JULIEN GRAIZELY

Point of view

Somewhere as beautiful as before

With this new exhibition, Julien Graizely continues to question the codes of representation like accelerated movie scenes, the artist questions the passing of time. His intuition is not to focus on a particular narrative ideas blend with one another, along the work process. The presence suggests the disappearance of the subject, like remains left in a landscape or in memories.

Julien Graizely’s practice consists in building multiple layers of motives and textures : a never-ending process of addiction and erasement. Sometimes there is barely anything left on the canvas. Nothing really ? Not exactly as the vibant colors. He intertwines flamboyant colors with graphic motives : figures then appear through the composition and open a highly narrative dimension, filled mystery and untold.

Julien Graizely’s recurrent themes – landscapes, beaches, deserts – all have a some sort of empty neutrality in common. And a sharp line of horizon. They are peaceful places where light and bodies may express themselves, meet, escape from one another, look at each other. « When light is bright, the sky is always high », Julien Graizely says. Some trees may been seen in his paintings, pine trees sometimes disguised as Floridian palm trees, with a graphic style and imagination reminiscent of his numerous trips.

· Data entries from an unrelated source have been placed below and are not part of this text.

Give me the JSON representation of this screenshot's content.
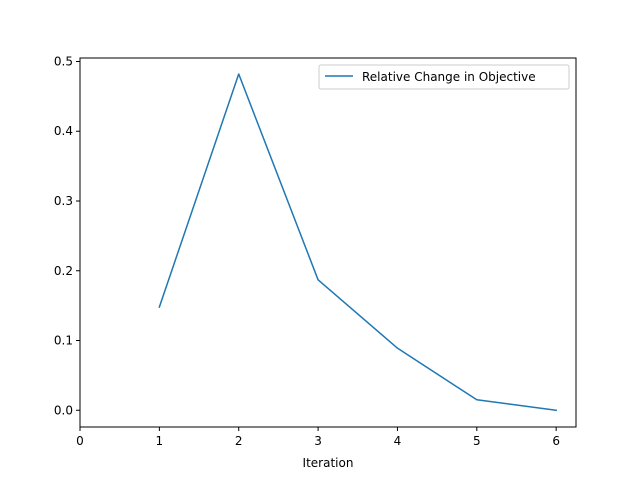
{
  "chart_data": {
    "type": "line",
    "title": "",
    "xlabel": "Iteration",
    "ylabel": "",
    "xlim": [
      0,
      6.25
    ],
    "ylim": [
      -0.024,
      0.505
    ],
    "xticks": [
      0,
      1,
      2,
      3,
      4,
      5,
      6
    ],
    "yticks": [
      0.0,
      0.1,
      0.2,
      0.3,
      0.4,
      0.5
    ],
    "xtick_labels": [
      "0",
      "1",
      "2",
      "3",
      "4",
      "5",
      "6"
    ],
    "ytick_labels": [
      "0.0",
      "0.1",
      "0.2",
      "0.3",
      "0.4",
      "0.5"
    ],
    "grid": false,
    "legend_position": "top-right",
    "series": [
      {
        "name": "Relative Change in Objective",
        "color": "#1f77b4",
        "x": [
          1,
          2,
          3,
          4,
          5,
          6
        ],
        "y": [
          0.148,
          0.482,
          0.187,
          0.089,
          0.015,
          0.0
        ]
      }
    ]
  }
}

When it comes to color precisely, he asks himself : « the yellow, always the yellow, why is that ? What does this particular color have to add to my pallet ? It is not that often used but French historian Michel Pastoureau names it the color of future and prosperity. When I use yellow, I feel more enclined to loose control and let what I have on my mind simply exist. I am not afraid of spoiling, ruining, redoing, erasing, writing and facing. My characters used to turn their back to the viewer, now they look at them stright in the eyes. They speak and write to them. Those short sentences, puns or even song titles are usually written on the walls of my studio or left on tiny pieces of paper. This time I decided they had a place in my paintings. A possible way to explore new places ? »

Olivier Waltman
Paris, february 2022


Waiting…

« What to do, what to paint after such a peculiar 2020 ? For his fourth solo exhibition with the gallery, Julien Graizely aims to question our world, as frozen and dark as it appears and wonders what kind of reality his artistic practice could oppose to it.

In the midst of a time that held its breath, he saw the opportunity of a possible contemplation. The vast natural landscapes of the Charente region where he lives, the pine tree forests in Landes (South-West of France) where he endlessly wanders as well as the houses of the Atlantic shores helped set the frame of his new body of works. But the artist also decided to immerse himself anew in the lights and colours that he discovered during his residency program in Miami the previous year, 2019. As if driven by a vital force, the bright and contrasted tones, reminiscent of his time in Florida, bring life to the void and the silence of those French landscapes. They convey an energy with which the artist’s gesture expresses a strong and tormented movement.

Out of this unexpected production, Julien Graizely selected ten works that not only speak about immobility and wait but also of strength and expectation. His joyous expressionistic style gives a prominent importance to the motive : the imagination may freely spread out and reach fictional, and – why not ? – romantic terrotories. Thus, Julien Graizely’s work reasserts the capacity of the painting to open a mental space, sensitive, vibrant, most intimate and full of possibilities. »

Olivier Waltman
Paris, January 2021


Surexposure

In the exhibition, the young artist pursues an exploration of themes that have underlined his work since the beginning of his artistic career: the temporality of time and the imprint left by an individual as much on a landscape as in a memory.

Similar to accelerated film scenes, the oeuvres of Julien Graizely reveal a double dynamic, firstly of concentration and secondly of expansion. His work focuses on the passing of time and fleeting moments. He paints and erases his subjects to create a superimposition of each form that reveals various moments in time. The presence and vanishing of the figures are superimposed with the artist’s memory, a representation of Julien Graizely’s allegory on life. Concentrated on the collection of paintings that represent the human condition, the artist transports these illustrations into momentary yet essential instances permitting the viewer to access the most intimate of memories. The human condition.

The artist displays a world filled with rich senses, bright and powerful lighting, a generous approach – almost rapacious- to drawing, a sensuality that reminds one of beaches where bodies are liberated and exposed in a vibrant environment.

The title of the exhibition, Surexposition, describes the flux of ideas and lines in Julien Graizely’s research process. The cinematographic influence is manifested through the use of  framing and lighting that recall film stills. The artist displays a strong interest in drawing and the composition of super-exposed images.